Higher collection of indirect or consumption taxes is seen as regressive because it tends to affect the poor more. However, there are several facts worth examining here. As a proportion of GDP, indirect tax collection was higher in 2018-19 but was accompanied by even higher direct tax collection, which made the total tax collection look more equitable. During last fiscal year, indirect tax collection was pushed up by a higher levy on petroleum products, while direct taxes suffered because of lower economic activity. Although large companies did reasonably well, smaller firms seem to have suffered, which affected total tax collection. Corporate tax collection also suffered, in part, because of lower tax rates. In the context of indirect tax collection, it is also worth noting that a large part of the levy on petroleum products is in the form of cess, which is not shared with states.
But the government’s dependence on petroleum products has increased over the years because of inherent inefficiencies in India’s tax system and its inability to generate enough resources. The goods and services tax (GST) rates, for instance, are not revenue-neutral. As a result, the general government is losing revenue worth over 1 per cent of GDP. Further, at a broader level, India is not collecting high indirect taxes compared to other countries. Taxes on goods and services amount to about 11 per cent of GDP in Organisation for Economic Co-operation and Development (OECD) countries. Despite the improvement witnessed in the post-reforms period, India’s tax collection is suffering because of a lower direct tax mop-up. Personal income tax collection, for example, remains low because of a number of exemptions and inadequate tracking of activity in the unorganised sector. Income from salary accounts for about 60 per cent of declared income. While collection from personal income tax marginally exceeded the corporation tax mop-up during the last fiscal year, the ratio is much higher in OECD countries.

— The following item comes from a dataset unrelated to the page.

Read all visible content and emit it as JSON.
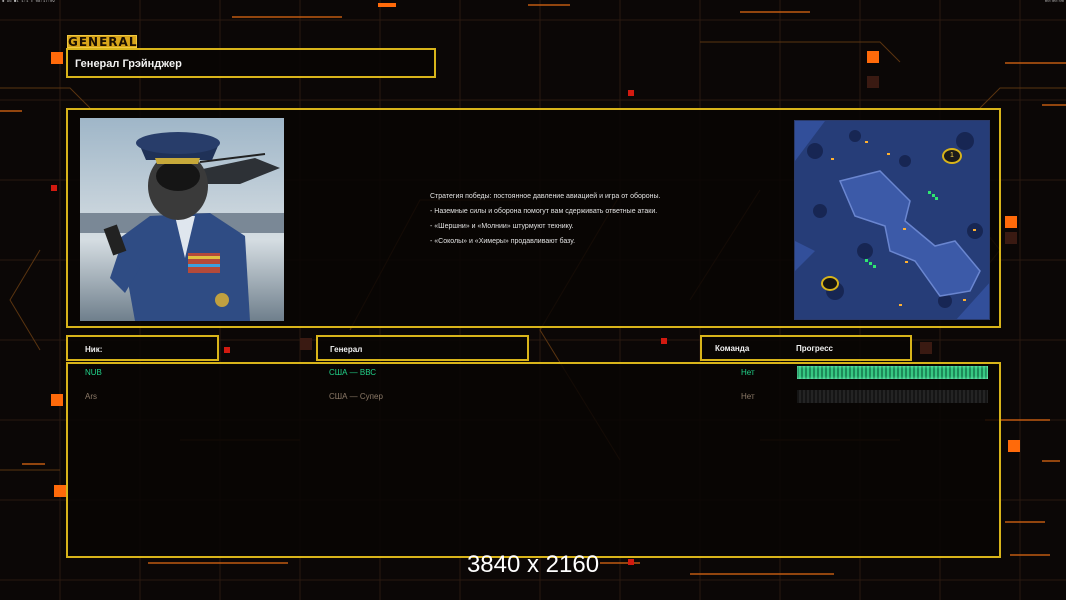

India needs a significant overhaul of the taxation system as the tax-to-GDP ratio has remained virtually stagnant for years. As the Fifteenth Finance Commission has shown, India’s general government resource mobilisation — including tax and non-tax revenue — is at about 20 per cent of GDP, compared to an average of over 27 per cent in emerging markets and over 36 per cent in advanced economies. The government is not generating enough resources to fulfil its social and developmental obligations. Inadequate tax collection will affect the government’s ability to push productive investment to support growth and ease public debt. Thus, the government urgently needs to rationalise indirect tax rates and revamp the direct tax system.